Pour mieux comprendre cette situation de surliquidité, il faudra bien interroger les relations de La Poste avec le Trésor public.
A/ La compensation : le mécanisme permettant le détournement de fonds public
La compensation bancaire est un mécanisme mis en œuvre par les banques et la BCEAO afin de compenser entre elles les créances et dettes qu'elles détiennent les unes sur les autres. Toutes les banques commerciales de la place et La Poste se retrouvent tous les jours sur une plateforme électronique, gérée par la BCEAO, pour déterminer le solde de leurs positions par rapport à chacune d’entre-elles. Au bout du compte, celles débitrices prélèvent de leur compte à la BCEAO pour compenser l’institution créditrice.

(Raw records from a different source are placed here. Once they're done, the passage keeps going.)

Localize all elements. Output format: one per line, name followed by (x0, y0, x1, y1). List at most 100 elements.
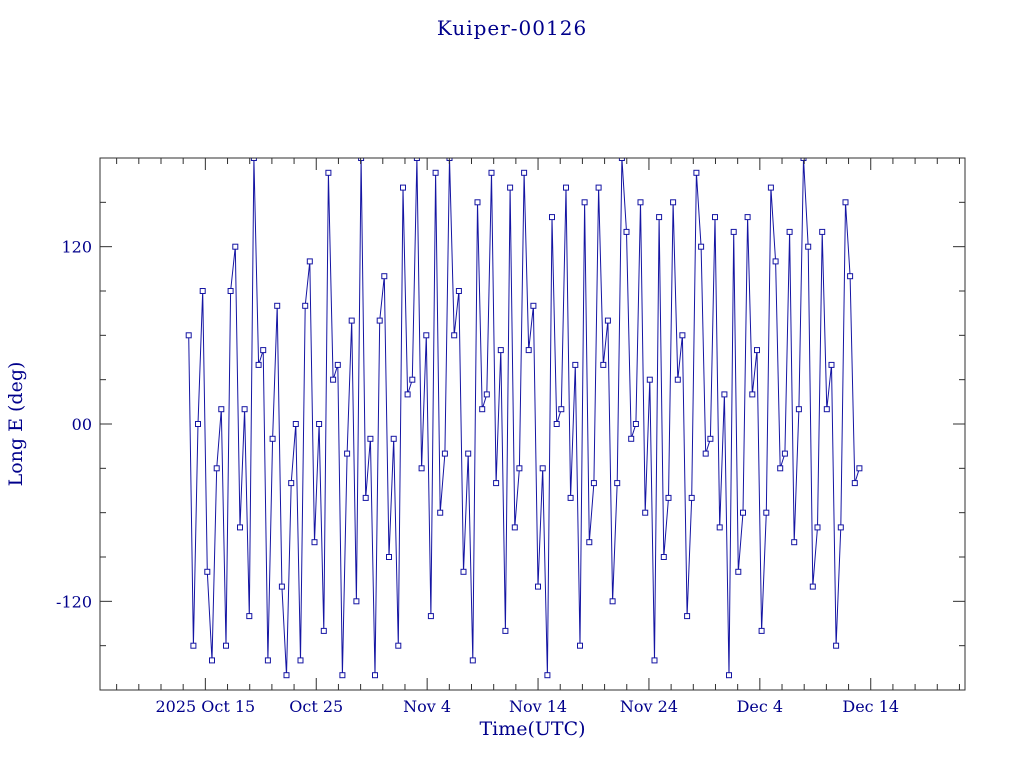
data-markers (185, 158, 863, 679)
data-point (237, 524, 243, 531)
data-point (809, 583, 816, 590)
data-point (577, 642, 583, 649)
x-tick-label: Dec 4 (737, 697, 784, 716)
data-point (413, 158, 420, 161)
data-point (376, 317, 383, 324)
x-tick-label: Nov 24 (620, 697, 678, 716)
x-tick-label: Oct 25 (289, 697, 343, 716)
data-point (455, 288, 462, 294)
data-point (823, 406, 830, 413)
data-point (218, 406, 225, 413)
data-point (642, 509, 649, 516)
data-point (581, 199, 588, 206)
data-point (763, 509, 770, 516)
data-point (241, 406, 248, 413)
data-point (260, 347, 267, 354)
data-point (856, 465, 863, 472)
data-point (702, 450, 709, 457)
data-point (423, 332, 430, 339)
data-point (814, 524, 821, 531)
x-tick-label: Nov 4 (403, 697, 451, 716)
data-point (302, 302, 309, 309)
data-point (250, 158, 257, 161)
data-point (409, 376, 416, 383)
y-tick-label: -120 (56, 592, 92, 611)
data-point (507, 184, 514, 191)
data-point (209, 657, 215, 664)
data-point (223, 642, 229, 649)
data-point (432, 169, 439, 176)
data-point (497, 347, 504, 354)
data-point (418, 465, 425, 472)
data-point (269, 435, 276, 442)
data-point (404, 391, 411, 398)
data-point (185, 332, 192, 339)
data-point (437, 509, 444, 516)
data-point (535, 583, 541, 590)
data-point (754, 347, 760, 354)
data-point (297, 657, 304, 664)
data-point (339, 672, 346, 679)
data-point (674, 376, 681, 383)
data-point (255, 361, 262, 368)
data-point (530, 302, 537, 309)
data-point (320, 627, 327, 634)
data-point (246, 613, 253, 620)
data-point (348, 317, 355, 324)
data-point (288, 480, 295, 487)
data-point (544, 672, 551, 679)
data-point (614, 480, 621, 487)
data-point (549, 214, 555, 221)
x-tick-label: Nov 14 (509, 697, 567, 716)
data-point (390, 435, 397, 442)
data-point (837, 524, 844, 531)
data-point (679, 332, 686, 339)
data-point (344, 450, 351, 457)
data-point (292, 421, 299, 427)
data-point (586, 539, 593, 546)
data-point (479, 406, 486, 413)
data-point (716, 524, 723, 531)
data-point (851, 480, 858, 487)
y-tick-label: 120 (61, 238, 92, 257)
data-point (563, 184, 569, 191)
data-point (749, 391, 756, 398)
data-point (232, 243, 239, 250)
data-point (828, 361, 835, 368)
data-point (656, 214, 663, 221)
data-point (590, 480, 597, 487)
x-tick-label: 2025 Oct 15 (155, 697, 255, 716)
data-point (330, 376, 337, 383)
data-point (767, 184, 774, 191)
data-point (381, 273, 388, 280)
data-point (483, 391, 490, 398)
data-point (199, 288, 206, 294)
data-point (646, 376, 653, 383)
data-point (274, 302, 281, 309)
data-point (730, 228, 737, 235)
data-point (195, 421, 201, 427)
data-point (842, 199, 849, 206)
data-point (833, 642, 840, 649)
data-point (665, 494, 672, 501)
data-line (188, 158, 860, 676)
y-tick-label: 00 (72, 415, 92, 434)
data-point (693, 169, 700, 176)
data-point (516, 465, 523, 472)
data-point (740, 509, 746, 516)
data-point (227, 288, 234, 294)
data-point (623, 228, 630, 235)
data-point (474, 199, 481, 206)
data-point (264, 657, 271, 664)
data-point (283, 672, 290, 679)
data-point (651, 657, 658, 664)
data-point (334, 361, 341, 368)
chart-title: Kuiper-00126 (436, 16, 588, 40)
data-point (521, 169, 528, 176)
data-point (525, 347, 532, 354)
data-point (325, 169, 332, 176)
data-point (502, 627, 509, 634)
data-point (493, 480, 500, 487)
data-point (372, 672, 378, 679)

Chaque banque possède un compte logé à la Banque Centrale. La Poste, par contre, n’y dispose pas de compte. Seul le Trésor public, du fait en partie du principe de l’unicité de caisse de l’Etat, y détient un compte et toutes les opérations concernant les entités publiques y sont effectuées. Les montants des chèques tirés sur La Poste et présentés par les banques sont directement portés au débit du compte du Trésorier général logé à la BCEAO. Une convention a alors été signée, le 05 septembre 1996, entre l’État et le Groupe SN La Poste pour définir le cadre d’un éventuel recouvrement. Ainsi, à l’issue de la compensation entre banques, si La Poste doit de l’argent à une ou des banques, c’est le compte du Trésor qui est débité pour règlement. Charge à La Poste après d’alimenter le compte du Trésor logé aux Chèques Postaux du même montant. Ce qu’elle ne fait pas ou le fait en partie. C’est cet argent encaissé et retenu illégalement qui explique la surliquidité de La Poste depuis 2013. Cet argent s’élève à des dizaines de milliards par an depuis lors et constitue ce manque à gagner pour les Finances publiques dénoncé par le FMI.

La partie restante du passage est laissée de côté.